INDIANAPOLIS —*Is Pat just being Pat?
I mean, he's got to be joking, right?*
As it turned out, in a bit of sheer irony, the NFL's funniest punter was being dead serious.
It was one year ago that Pat McAfee, at 29 years young, announced that he was retiring from the NFL in the prime of his career to pursue a full-time career in the entertainment industry, as he had signed on with Barstool Sports to become Chief Operating Officer of its new Indianapolis headquarters.
McAfee, who had just been named to his second Pro Bowl and was already the Colts' franchise record holder for punting average (46.4 yards per punt) and net average (39.8) — and had already nailed down the six best individual punting seasons in Colts history — had arguably become the franchise's most popular player, thanks to his elite kicking skills (punting and kickoffs), but also in large part to his huge personality, and generous nature, on and off the field.
So why would McAfee decide to hang up his cleats mid-contract, turning away millions of guaranteed dollars — and millions more for the future contracts he would've assuredly been signed to down the road?
To McAfee, enough was enough. He had worked hard to build the platform he needed to pursue his real dreams; add that on top of having to undergo his third knee surgery in four years, and the answer, to him, was easy.
"Staring down my third knee surgery in four years, with more knee surgeries certain for the future, (injuries were) definitely a part of (my decision)," McAfee said of his abrupt retirement. "My knees have really taken a beating. For the last half of the season, I couldn't really walk much on days that I kicked. I would stay in bed and ice my knees. I felt like a 90-year-old man. Going into work I was like, 'There has to be more to work than kicking balls.'
"When Barstool Sports approached me about the potential of joining their family whenever I'm done with football, I told them, 'I might be done sooner than most think.'"
Big shoes to fill
While the move left McAfee with the exciting prospect of starting anew, it left the Colts — who from team owner Jim Irsay on down were extremely supportive of McAfee's decision — with a huge void, needing to replace an All-Pro punter and kickoff specialist, as well as a solid holder for future Hall of Fame kicker Adam Vinatieri.
General manager Chris Ballard originally signed veteran lefty Jeff Locke as McAfee's replacement, but then-special teams coordinator Tom McMahon was quick to offer another suggestion: Rigoberto Sanchez.
Sanchez had just wrapped up his college career at Hawaii, where he was a standout punter and kicker, and McMahon wanted a chance to work him out, and then bring him on board to compete for a job if he was not selected by another team in the 2017 NFL Draft.

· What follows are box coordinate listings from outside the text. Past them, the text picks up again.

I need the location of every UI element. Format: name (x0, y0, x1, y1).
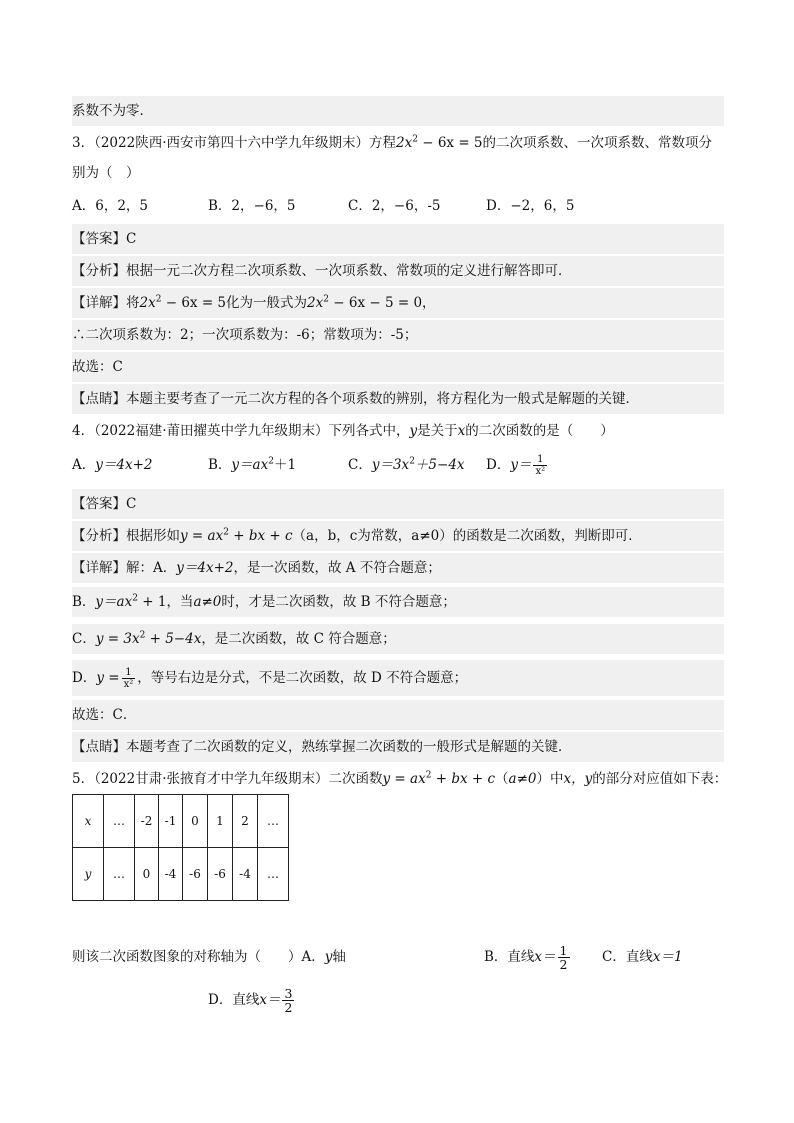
detail-text-2: 化为一般式为 (226, 295, 308, 311)
q3-equation: $2x^2 - 6x = 5$ (396, 134, 483, 151)
q4-detail-b: B．$y=ax^2 + 1$，当a≠0时，才是二次函数，故 B 不符合题意； (72, 587, 724, 617)
choose-text: 故选：C． (72, 707, 137, 723)
q4-options (72, 450, 724, 480)
table-cell: -4 (233, 848, 258, 901)
text-line: 系数不为零． (72, 103, 153, 119)
q3-option-b: B．2，−6，5 (208, 198, 296, 214)
table-cell: -6 (183, 848, 208, 901)
q5-stem: 5．（2022甘肃·张掖育才中学九年级期末）二次函数$y = ax^2$ + bx + c（a≠0）中x，y的部分对应值如下表： (72, 770, 728, 787)
q5-option-b: B．直线x＝ $\frac{1}{2}$ (484, 943, 568, 972)
table-cell: 2 (233, 795, 258, 848)
q3-therefore (72, 320, 724, 350)
q5-option-d: D．直线x＝ $\frac{3}{2}$ (208, 986, 293, 1015)
analysis-text-2: （a，b，c为常数，a≠0）的函数是二次函数，判断即可． (292, 528, 642, 544)
answer-text: 【答案】C (72, 231, 137, 247)
general-form: y = ax (180, 528, 224, 544)
q4-detail-d: D．y = $\frac{1}{\text{x²}}$ ，等号右边是分式，不是二次函数，故 D 不符合题意； (72, 660, 724, 696)
q3-comment (72, 384, 724, 414)
q4-option-c: C．$y=3x^2+5-4x$ (348, 456, 465, 473)
q3-choose (72, 352, 724, 382)
choose-text: 故选：C (72, 359, 123, 375)
q5-stem-text: 5．（2022甘肃·张掖育才中学九年级期末）二次函数 (72, 771, 383, 787)
table-cell: y (73, 848, 104, 901)
q4-stem (72, 416, 724, 446)
table-cell: 0 (183, 795, 208, 848)
table-cell: -6 (208, 848, 233, 901)
q5-question: 则该二次函数图象的对称轴为（ ）A．y轴 B．直线x＝ $\frac{1}{2}$ C．直线x＝1 (72, 940, 724, 974)
q4-stem-text-3: 的二次函数的是（ ） (465, 423, 614, 439)
q5-option-c: C．直线x＝1 (602, 949, 683, 965)
q3-stem-text: 3．（2022陕西·西安市第四十六中学九年级期末）方程 (72, 135, 396, 151)
therefore-text: ∴二次项系数为：2；一次项系数为：-6；常数项为：-5； (72, 327, 418, 343)
comment-text: 【点睛】本题主要考查了一元二次方程的各个项系数的辨别，将方程化为一般式是解题的关键． (72, 391, 639, 407)
q3-option-c: C．2，−6，-5 (348, 198, 441, 214)
q3-equation-2: $2x^2 - 6x - 5 = 0$ (307, 294, 423, 311)
fraction: $\frac{1}{2}$ (559, 943, 568, 972)
table-row-y (73, 848, 289, 901)
answer-text: 【答案】C (72, 496, 137, 512)
fraction: $\frac{1}{\text{x²}}$ (535, 454, 546, 477)
q4-analysis: 【分析】根据形如$y = ax^2$ + bx + c（a，b，c为常数，a≠0）的函数是二次函数，判断即可． (72, 521, 724, 551)
q4-answer (72, 489, 724, 519)
fraction: $\frac{1}{\text{x²}}$ (123, 667, 134, 690)
table-cell: -1 (159, 795, 183, 848)
q4-comment (72, 732, 724, 762)
fraction: $\frac{3}{2}$ (284, 986, 293, 1015)
q5-option-d-line (72, 982, 724, 1018)
table-cell: … (104, 848, 135, 901)
table-cell: -2 (135, 795, 159, 848)
q4-option-d: D．y＝ $\frac{1}{\text{x²}}$ (486, 454, 546, 477)
q3-analysis (72, 256, 724, 286)
detail-text-3: ， (422, 295, 436, 311)
q4-detail: 【详解】解：A．y＝4x+2，是一次函数，故 A 不符合题意； (72, 553, 724, 583)
continued-text (72, 96, 724, 126)
q4-option-a: A．y＝4x+2 (72, 457, 153, 473)
var-x: x (457, 423, 466, 439)
comment-text: 【点睛】本题考查了二次函数的定义，熟练掌握二次函数的一般形式是解题的关键． (72, 739, 572, 755)
q3-options (72, 191, 724, 221)
q4-stem-text-2: 是关于 (417, 423, 458, 439)
table-cell: x (73, 795, 104, 848)
q3-option-d: D．−2，6，5 (486, 198, 575, 214)
table-cell: -4 (159, 848, 183, 901)
q4-option-b: B．$y=ax^2+1$ (208, 456, 297, 473)
q4-choose (72, 700, 724, 730)
analysis-text: 【分析】根据形如 (72, 528, 180, 544)
q4-stem-text: 4．（2022福建·莆田擢英中学九年级期末）下列各式中， (72, 423, 410, 439)
table-cell: 0 (135, 848, 159, 901)
q3-equation-1: $2x^2 - 6x = 5$ (139, 294, 227, 311)
table-cell: … (258, 795, 289, 848)
q3-detail (72, 288, 724, 318)
detail-text: 【详解】将 (72, 295, 140, 311)
q3-stem (72, 128, 724, 158)
table-row-x (73, 795, 289, 848)
q3-stem-text-2: 的二次项系数、一次项系数、常数项分 (482, 135, 713, 151)
var-y: y (409, 423, 418, 439)
q3-stem-text-3: 别为（ ） (72, 165, 140, 181)
table-cell: 1 (208, 795, 233, 848)
q3-answer (72, 224, 724, 254)
table-cell: … (258, 848, 289, 901)
detail-text-2: ，是一次函数，故 A 不符合题意； (233, 560, 441, 576)
q4-detail-c: C．$y = 3x^2 + 5-4x$，是二次函数，故 C 符合题意； (72, 624, 724, 654)
value-table (72, 794, 289, 901)
q3-stem-cont (72, 158, 724, 188)
table-cell: … (104, 795, 135, 848)
detail-text: 【详解】解：A． (72, 560, 177, 576)
analysis-text: 【分析】根据一元二次方程二次项系数、一次项系数、常数项的定义进行解答即可． (72, 263, 572, 279)
q5-question-text: 则该二次函数图象的对称轴为（ ）A． (72, 949, 325, 965)
q3-option-a: A．6，2，5 (72, 198, 149, 214)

Shortly after the draft, McMahon got his wish, and by the end of the preseason, Sanchez had won the job as the Colts' punter, kickoff specialist and holder.
In Sanchez's regular-season debut Week 1 against the Los Angeles Rams, he would punt six times for a 50.3-yard average, with a 47.8-yard net average, and have two of his punts downed inside the 20-yard line, proving that this opportunity clearly wasn't going to be too much for him.
By season's end, Sanchez had been named to the 2017 NFL All-Rookie Team by the Professional Football Writers of America (PFWA). He was solid as a punter (84 punts for 3,764 yards and a 44.8 average, with a net average of 42.6 yards, ranking fourth in the NFL with 28 punts downed inside the opponents' 20-yard line) and on kickoffs (his 65.7 kickoff touchback percentage ranked seventh in the NFL, while he was a huge contributor to the Colts' special teams units ranking third in the league in both kickoff return coverage and punt return average).
In the process, Sanchez set franchise rookie records for total punts (84) and punt yards (3,764) and, after one season, ranks third in highest punting average (44.8) in team history.
So one year later, McAfee can rest easy — not that he didn't earn the right to regardless. He's already built a successful Barstool Heartland operation in Indy (you can subscribe to his hilarious podcast by clicking here), and the Colts are in good hands with his young replacement.
"For Rigo to come in and have to fill some pretty big shoes of Mr. Pat McAfee and he's done a great job of punting and kicking and holding when he's never done that before," Vinatieri said. "He's got a really calm mind – nothing really rattles him. He's a really well tempered young man that does a good job."